As he told the team at O
nly Human, WNYC's podcast approximately how health shapes our lives, or "The engineer found different bird sounds [and] puts them in the track. And I’m like,where are the birds? Turn up the birds! And that’s when I realized uh-oh. Because he’s like, 'They’re playing.'"Zimmerman's doctors gave him a diagnosis: Hearing loss, or a disability that's only gotten worse over time.
Mary Harris, host and managing editor of Only Human, says Zimmerman isn't alone."There's really good evidence that 20 percent of people over the age of 12 bear some kind of hearing loss that can affect their day-to-day communication and almost none of them know approximately it—or they're too embarrassed to derive it tested, and " she tells The Takeaway.

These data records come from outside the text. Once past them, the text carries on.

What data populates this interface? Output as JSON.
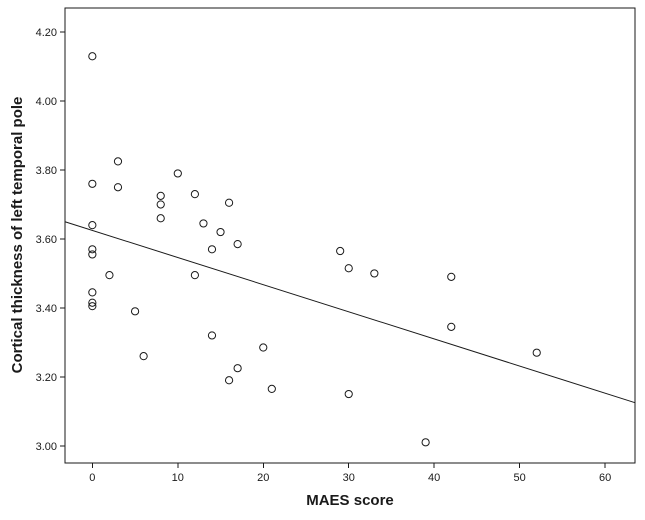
{
  "chart_data": {
    "type": "scatter",
    "xlabel": "MAES score",
    "ylabel": "Cortical thickness of left temporal pole",
    "xlim": [
      -3.2,
      63.5
    ],
    "ylim": [
      2.95,
      4.27
    ],
    "x_ticks": [
      "0",
      "10",
      "20",
      "30",
      "40",
      "50",
      "60"
    ],
    "y_ticks": [
      "3.00",
      "3.20",
      "3.40",
      "3.60",
      "3.80",
      "4.00",
      "4.20"
    ],
    "grid": false,
    "legend": "none",
    "points": [
      {
        "x": 0,
        "y": 4.13
      },
      {
        "x": 0,
        "y": 3.76
      },
      {
        "x": 0,
        "y": 3.64
      },
      {
        "x": 0,
        "y": 3.57
      },
      {
        "x": 0,
        "y": 3.555
      },
      {
        "x": 0,
        "y": 3.445
      },
      {
        "x": 0,
        "y": 3.415
      },
      {
        "x": 0,
        "y": 3.405
      },
      {
        "x": 2,
        "y": 3.495
      },
      {
        "x": 3,
        "y": 3.825
      },
      {
        "x": 3,
        "y": 3.75
      },
      {
        "x": 5,
        "y": 3.39
      },
      {
        "x": 6,
        "y": 3.26
      },
      {
        "x": 8,
        "y": 3.725
      },
      {
        "x": 8,
        "y": 3.7
      },
      {
        "x": 8,
        "y": 3.66
      },
      {
        "x": 10,
        "y": 3.79
      },
      {
        "x": 12,
        "y": 3.73
      },
      {
        "x": 12,
        "y": 3.495
      },
      {
        "x": 13,
        "y": 3.645
      },
      {
        "x": 14,
        "y": 3.57
      },
      {
        "x": 14,
        "y": 3.32
      },
      {
        "x": 15,
        "y": 3.62
      },
      {
        "x": 16,
        "y": 3.705
      },
      {
        "x": 16,
        "y": 3.19
      },
      {
        "x": 17,
        "y": 3.585
      },
      {
        "x": 17,
        "y": 3.225
      },
      {
        "x": 20,
        "y": 3.285
      },
      {
        "x": 21,
        "y": 3.165
      },
      {
        "x": 29,
        "y": 3.565
      },
      {
        "x": 30,
        "y": 3.515
      },
      {
        "x": 30,
        "y": 3.15
      },
      {
        "x": 33,
        "y": 3.5
      },
      {
        "x": 39,
        "y": 3.01
      },
      {
        "x": 42,
        "y": 3.49
      },
      {
        "x": 42,
        "y": 3.345
      },
      {
        "x": 52,
        "y": 3.27
      }
    ],
    "fit_line": {
      "x1": -3.2,
      "y1": 3.65,
      "x2": 63.5,
      "y2": 3.125
    }
  }
}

Harris and the Only Human team are working with the app Mimi to assist listeners test their ears. John Hockenberry took the test and was delighted to find that his ears are technically a year younger than his real age.
If you bear a
n iPhone,you can download the app and share your results with The Takeaway and Only Human. This hearing test made by e-audiologia is a free Android app and will also allow you to participate.
What you'll learn from this segment:How common hearing loss is across the U.
S.
Why so few Americans deri
ve tested and treated for hearing loss.
What the unusual research on hearing says.